Pamela Kor, who picked up sign language from the deaf students in the first semester, says the students also use SMS (short messaging system) to communicate. ''We SMS each other. What I've learnt is that you can't use the short form of words as the deaf students will not be able to understand, so every word must be spelt out in full.”
Indonesian student Olivin Halim who has also learnt sign language from the deaf students, says it come in handy. ''The hearing students will be shouting something from upstairs if they want something but when it comes to the deaf, they will make eye contact and then sign what they want.”
The students do many things together, such as hanging out at mamak stalls and going to the movies, says Pamela.
LUCT senior vice president Gail Phung says the university college has been enrolling deaf students for the past five years and offers them a 25% discount in tuition fees.

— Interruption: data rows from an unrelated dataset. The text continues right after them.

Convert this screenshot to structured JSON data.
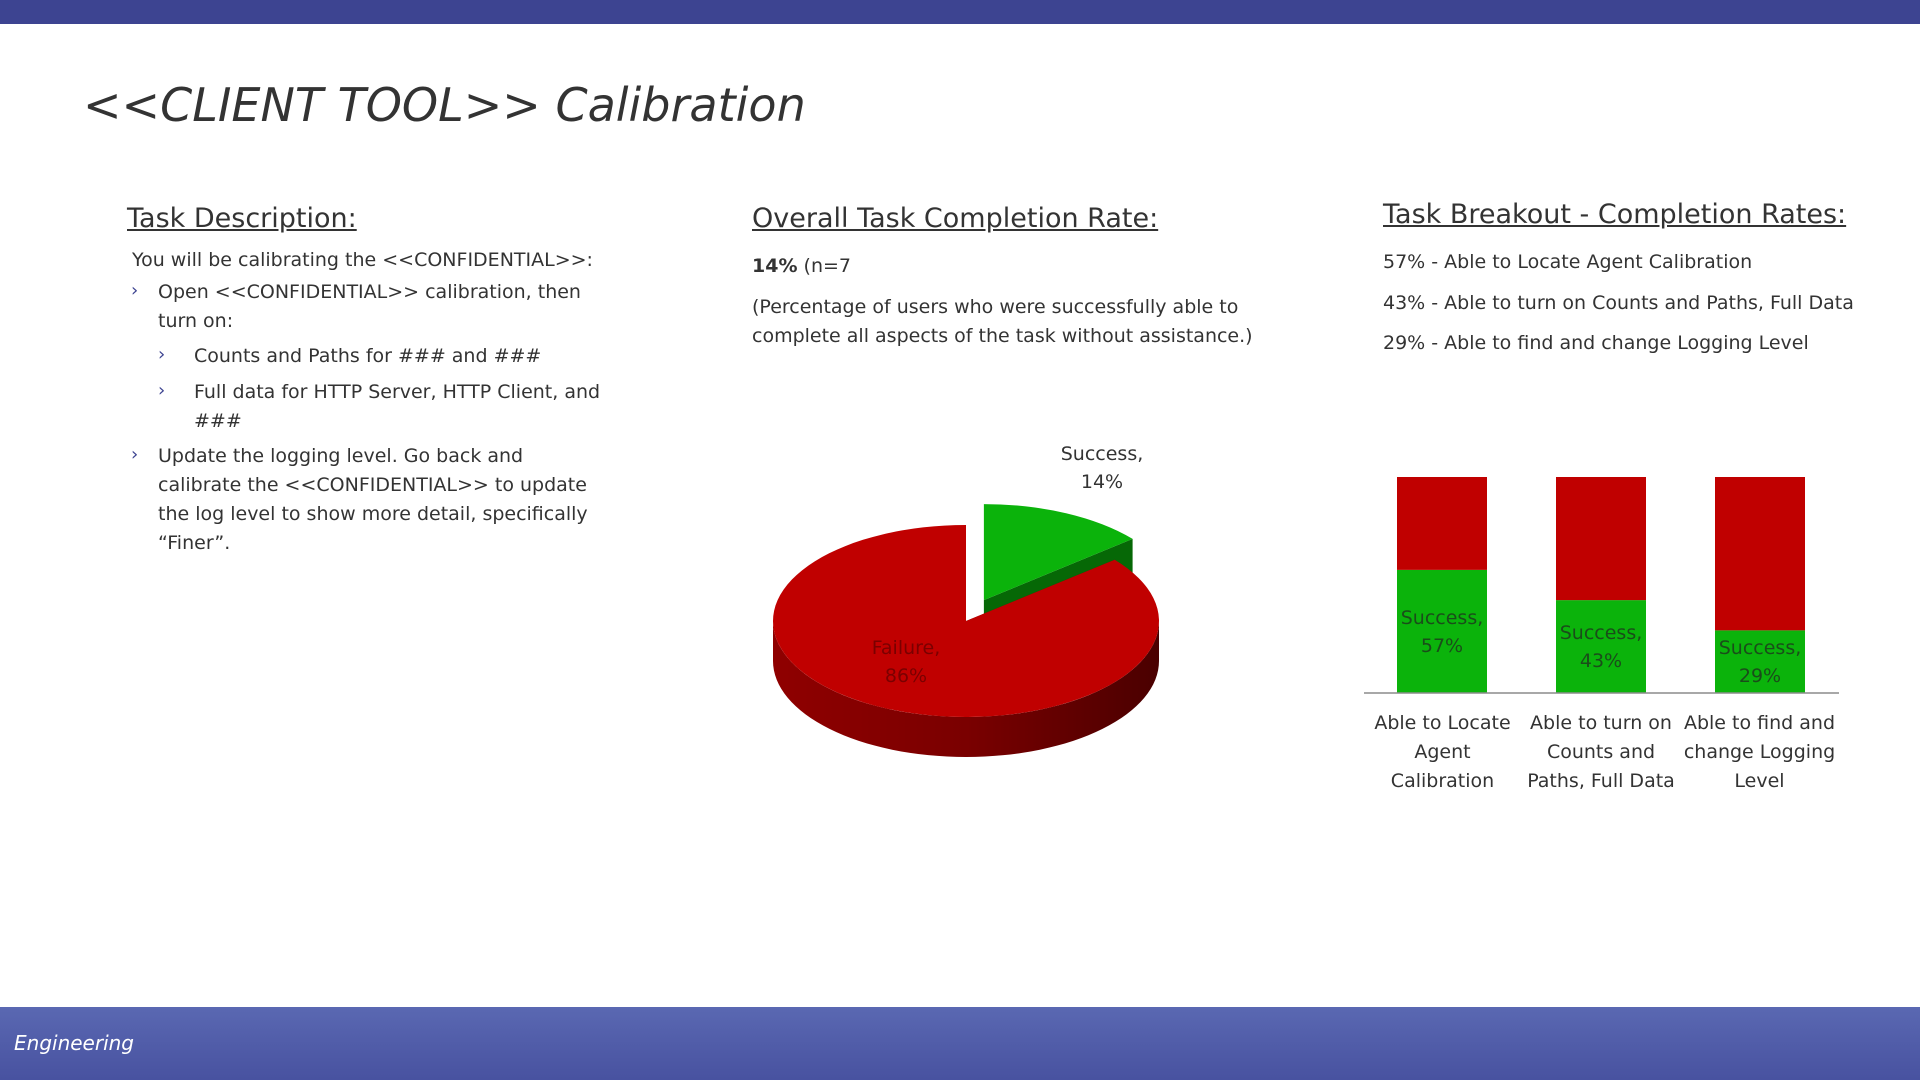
{
  "slide": {
    "title": "<<CLIENT TOOL>> Calibration",
    "footer": "Engineering"
  },
  "task_description": {
    "heading": "Task Description:",
    "intro": "You will be calibrating the <<CONFIDENTIAL>>:",
    "bullets": [
      {
        "text": "Open <<CONFIDENTIAL>> calibration, then turn on:"
      },
      {
        "text": "Counts and Paths for ### and ###"
      },
      {
        "text": "Full data for HTTP Server, HTTP Client, and ###"
      },
      {
        "text": "Update the logging level. Go back and calibrate the <<CONFIDENTIAL>> to update the log level to show more detail, specifically “Finer”."
      }
    ],
    "bullet_glyph": "›"
  },
  "overall": {
    "heading": "Overall Task Completion Rate:",
    "rate": "14%",
    "n": "(n=7",
    "note": "(Percentage of users who were successfully able to complete all aspects of the task without assistance.)"
  },
  "breakout": {
    "heading": "Task Breakout - Completion Rates:",
    "lines": [
      "57% - Able to Locate Agent Calibration",
      "43% - Able to turn on Counts and Paths, Full Data",
      "29% - Able to find and change Logging Level"
    ]
  },
  "chart_data": [
    {
      "type": "pie",
      "style": "3d exploded",
      "slices": [
        {
          "label": "Success",
          "value": 14,
          "display": "Success, 14%",
          "color": "#0bb30b"
        },
        {
          "label": "Failure",
          "value": 86,
          "display": "Failure, 86%",
          "color": "#c00000"
        }
      ]
    },
    {
      "type": "bar",
      "stacked": true,
      "categories": [
        "Able to Locate Agent Calibration",
        "Able to turn on Counts and Paths, Full Data",
        "Able to find and change Logging Level"
      ],
      "series": [
        {
          "name": "Success",
          "values": [
            57,
            43,
            29
          ],
          "color": "#0bb30b",
          "labels": [
            "Success, 57%",
            "Success, 43%",
            "Success, 29%"
          ]
        },
        {
          "name": "Failure",
          "values": [
            43,
            57,
            71
          ],
          "color": "#c00000"
        }
      ],
      "ylim": [
        0,
        100
      ],
      "grid": false,
      "legend": "none"
    }
  ]
}
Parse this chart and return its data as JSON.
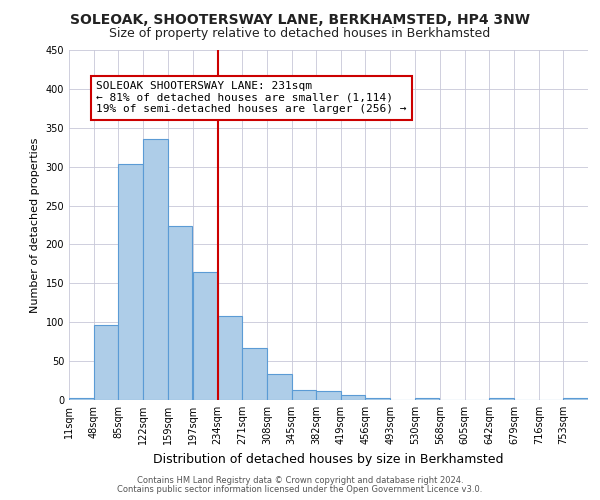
{
  "title1": "SOLEOAK, SHOOTERSWAY LANE, BERKHAMSTED, HP4 3NW",
  "title2": "Size of property relative to detached houses in Berkhamsted",
  "xlabel": "Distribution of detached houses by size in Berkhamsted",
  "ylabel": "Number of detached properties",
  "footer1": "Contains HM Land Registry data © Crown copyright and database right 2024.",
  "footer2": "Contains public sector information licensed under the Open Government Licence v3.0.",
  "annotation_line1": "SOLEOAK SHOOTERSWAY LANE: 231sqm",
  "annotation_line2": "← 81% of detached houses are smaller (1,114)",
  "annotation_line3": "19% of semi-detached houses are larger (256) →",
  "vline_x": 234,
  "bar_color": "#aecde8",
  "bar_edge_color": "#5b9bd5",
  "vline_color": "#cc0000",
  "annotation_box_edgecolor": "#cc0000",
  "background_color": "#ffffff",
  "grid_color": "#c8c8d8",
  "bins": [
    11,
    48,
    85,
    122,
    159,
    197,
    234,
    271,
    308,
    345,
    382,
    419,
    456,
    493,
    530,
    568,
    605,
    642,
    679,
    716,
    753
  ],
  "counts": [
    3,
    97,
    303,
    335,
    224,
    165,
    108,
    67,
    33,
    13,
    11,
    7,
    3,
    0,
    3,
    0,
    0,
    3,
    0,
    0,
    3
  ],
  "ylim": [
    0,
    450
  ],
  "yticks": [
    0,
    50,
    100,
    150,
    200,
    250,
    300,
    350,
    400,
    450
  ],
  "title1_fontsize": 10,
  "title2_fontsize": 9,
  "ylabel_fontsize": 8,
  "xlabel_fontsize": 9,
  "tick_fontsize": 7,
  "footer_fontsize": 6,
  "annot_fontsize": 8
}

Tutor Kelvin Suy, who is also deaf, was a student at LUCT and worked as a graphic designer for in-house magazines at the college.
He says: ''Having been a student myself, I understand the problems and frustrations of the other deaf students. This is why I applied to Tan Sri (Lim Kok Wing) to ask whether I could better serve my fellow deaf friends as a tutor instead. It's a tough job but I am really happy when more deaf students join us here at the college because I know I have made a difference in their lives.”
Suy encourages more deaf students to continue their education after leaving secondary school, saying they can learn to communicate in English.
''The sentences are structured differently and the object is placed first so there is often great confusion, but once the deaf get used to it, it is not a problem anymore,'' says International House English language lecturer for the deaf V. Yogeswari.
Yogeswari, who is deaf herself, teaches grammar, reading and writing to the deaf students at LUCT.
Studying at LUCT has made the deaf more independent.
''I was so used to having my parents at my side but now that I am renting a room, I find myself learning to be more independent,'' says Kelantan-born Shu Chwan.
His friend Parameswaran adds: ''If we have a problem, we SMS our friends. We are very lucky to have family and friends who help us to be independent.”
Twenty-four students have so far graduated from LUCT, mainly in graphic design.